The Turkish drug industry should be supported, and more resources should be transferred to R&D activities. R&D activities must be conducted regarding biologic medicines, biosimilar products, and biotechnology products, which are of increasing importance in the world. The supply of surplus drugs should be rearranged to provide a common ground for the pharmaceutical industry, pharmaceutical warehouses, and pharmacies. As a result of pharmacoeconomic evaluations, if there is a generic equivalent drug having a lower price, it must be chosen and provided to the patient.

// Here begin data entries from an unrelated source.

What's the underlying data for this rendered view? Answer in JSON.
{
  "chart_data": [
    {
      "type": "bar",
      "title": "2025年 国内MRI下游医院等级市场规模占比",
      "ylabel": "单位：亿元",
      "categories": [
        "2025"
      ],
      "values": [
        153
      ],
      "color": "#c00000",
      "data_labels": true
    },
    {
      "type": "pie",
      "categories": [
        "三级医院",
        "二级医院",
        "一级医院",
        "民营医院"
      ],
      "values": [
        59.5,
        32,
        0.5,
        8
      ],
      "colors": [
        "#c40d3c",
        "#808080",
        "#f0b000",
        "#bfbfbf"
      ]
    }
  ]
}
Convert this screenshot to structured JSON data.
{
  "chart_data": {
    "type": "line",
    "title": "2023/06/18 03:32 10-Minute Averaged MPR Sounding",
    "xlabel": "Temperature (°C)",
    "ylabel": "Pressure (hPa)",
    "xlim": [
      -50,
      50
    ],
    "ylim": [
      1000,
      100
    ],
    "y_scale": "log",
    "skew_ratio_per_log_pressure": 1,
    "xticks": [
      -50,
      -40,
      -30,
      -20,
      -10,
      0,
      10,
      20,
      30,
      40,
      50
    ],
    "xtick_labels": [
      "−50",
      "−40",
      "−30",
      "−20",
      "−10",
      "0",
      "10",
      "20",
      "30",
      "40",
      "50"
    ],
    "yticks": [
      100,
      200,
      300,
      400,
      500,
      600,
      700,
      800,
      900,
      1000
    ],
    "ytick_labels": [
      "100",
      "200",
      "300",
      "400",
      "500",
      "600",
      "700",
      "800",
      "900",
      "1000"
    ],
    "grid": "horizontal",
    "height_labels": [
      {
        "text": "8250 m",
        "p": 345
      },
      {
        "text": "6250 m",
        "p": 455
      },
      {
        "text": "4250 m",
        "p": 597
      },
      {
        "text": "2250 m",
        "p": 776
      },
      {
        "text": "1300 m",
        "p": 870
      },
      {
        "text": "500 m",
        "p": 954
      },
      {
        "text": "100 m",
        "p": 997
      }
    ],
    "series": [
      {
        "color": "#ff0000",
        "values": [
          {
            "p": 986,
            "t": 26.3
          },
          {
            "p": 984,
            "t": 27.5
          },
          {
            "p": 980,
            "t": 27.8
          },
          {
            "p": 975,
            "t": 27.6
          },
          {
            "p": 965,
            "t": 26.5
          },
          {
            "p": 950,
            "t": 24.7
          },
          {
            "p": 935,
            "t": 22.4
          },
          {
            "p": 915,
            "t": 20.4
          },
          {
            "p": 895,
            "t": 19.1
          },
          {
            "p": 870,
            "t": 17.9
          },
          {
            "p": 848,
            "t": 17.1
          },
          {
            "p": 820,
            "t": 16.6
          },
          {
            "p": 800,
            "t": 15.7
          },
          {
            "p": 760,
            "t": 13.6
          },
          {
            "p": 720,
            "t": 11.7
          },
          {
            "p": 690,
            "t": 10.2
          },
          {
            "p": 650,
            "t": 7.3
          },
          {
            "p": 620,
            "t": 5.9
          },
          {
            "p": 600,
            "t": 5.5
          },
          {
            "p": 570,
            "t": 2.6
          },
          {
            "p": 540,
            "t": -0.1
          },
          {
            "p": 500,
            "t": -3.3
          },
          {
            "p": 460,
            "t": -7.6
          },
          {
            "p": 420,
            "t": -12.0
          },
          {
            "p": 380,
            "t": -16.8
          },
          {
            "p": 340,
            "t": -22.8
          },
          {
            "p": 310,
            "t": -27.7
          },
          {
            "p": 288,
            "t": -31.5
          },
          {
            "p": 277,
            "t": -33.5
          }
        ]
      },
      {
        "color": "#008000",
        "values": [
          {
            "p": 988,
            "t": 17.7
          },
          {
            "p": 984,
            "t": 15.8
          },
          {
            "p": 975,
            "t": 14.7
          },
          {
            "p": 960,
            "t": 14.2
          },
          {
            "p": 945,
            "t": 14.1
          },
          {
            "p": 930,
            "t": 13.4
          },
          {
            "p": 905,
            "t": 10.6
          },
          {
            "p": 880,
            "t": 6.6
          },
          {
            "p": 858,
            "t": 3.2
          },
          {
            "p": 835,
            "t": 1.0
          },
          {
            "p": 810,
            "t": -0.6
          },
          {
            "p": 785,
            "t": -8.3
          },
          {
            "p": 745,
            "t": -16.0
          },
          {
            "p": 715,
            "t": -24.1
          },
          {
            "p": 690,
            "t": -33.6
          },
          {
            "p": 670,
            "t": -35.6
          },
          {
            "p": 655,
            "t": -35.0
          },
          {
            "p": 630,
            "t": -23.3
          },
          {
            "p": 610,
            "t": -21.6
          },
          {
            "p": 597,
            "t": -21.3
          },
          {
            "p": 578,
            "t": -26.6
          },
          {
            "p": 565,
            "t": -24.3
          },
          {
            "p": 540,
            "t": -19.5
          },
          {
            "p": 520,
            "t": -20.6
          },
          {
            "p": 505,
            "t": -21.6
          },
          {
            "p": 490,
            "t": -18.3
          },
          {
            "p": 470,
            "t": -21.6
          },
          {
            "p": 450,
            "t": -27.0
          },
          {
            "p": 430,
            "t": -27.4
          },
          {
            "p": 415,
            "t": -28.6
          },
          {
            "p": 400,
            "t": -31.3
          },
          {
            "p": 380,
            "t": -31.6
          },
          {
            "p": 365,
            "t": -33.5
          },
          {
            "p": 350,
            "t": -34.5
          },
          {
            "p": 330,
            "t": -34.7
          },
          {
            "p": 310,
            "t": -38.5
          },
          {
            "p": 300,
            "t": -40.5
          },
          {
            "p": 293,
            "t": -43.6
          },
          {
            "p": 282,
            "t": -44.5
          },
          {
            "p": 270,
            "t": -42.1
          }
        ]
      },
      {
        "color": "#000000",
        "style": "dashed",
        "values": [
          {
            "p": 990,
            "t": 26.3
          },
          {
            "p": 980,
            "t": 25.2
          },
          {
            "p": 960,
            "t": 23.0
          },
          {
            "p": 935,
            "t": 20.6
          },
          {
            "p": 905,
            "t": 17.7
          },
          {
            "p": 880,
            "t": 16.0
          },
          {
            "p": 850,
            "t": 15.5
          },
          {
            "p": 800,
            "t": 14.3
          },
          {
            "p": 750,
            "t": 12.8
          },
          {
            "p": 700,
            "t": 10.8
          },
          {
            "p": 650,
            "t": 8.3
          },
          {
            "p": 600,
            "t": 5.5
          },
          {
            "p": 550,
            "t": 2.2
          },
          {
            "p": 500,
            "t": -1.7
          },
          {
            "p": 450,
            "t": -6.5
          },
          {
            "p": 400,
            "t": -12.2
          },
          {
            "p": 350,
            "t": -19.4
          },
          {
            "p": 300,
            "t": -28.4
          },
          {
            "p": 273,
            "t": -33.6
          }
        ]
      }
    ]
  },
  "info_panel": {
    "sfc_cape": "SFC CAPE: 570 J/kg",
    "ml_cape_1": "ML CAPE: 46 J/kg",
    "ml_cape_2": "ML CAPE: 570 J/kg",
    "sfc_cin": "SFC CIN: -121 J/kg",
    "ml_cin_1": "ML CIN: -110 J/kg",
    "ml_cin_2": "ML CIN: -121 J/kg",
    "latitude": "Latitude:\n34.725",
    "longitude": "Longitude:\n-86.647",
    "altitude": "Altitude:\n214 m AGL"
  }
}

In the Turkish pharmaceutical industry, promotions should not only be for profit purposes and should not be conducted by non-qualified people. Drug promotions should be made based on scientific evidence and in an ethical manner by qualified product promotion members who have received a qualification certificate.

Inspections of the pharmaceutical industry must be performed by inspectors who are extremely well informed regarding all aspects of drug manufacturing through to delivering products to patients. Thus, various problems may be fixed during the manufacturing processes. Also, inspectors must comply with ethical principles during inspections. It is crucial to carefully follow whether deficiencies have been fixed owing to the fundamental requirement that drugs must always be top-grade quality.

Conflict of Interest: No conflict of interest was declared by the author.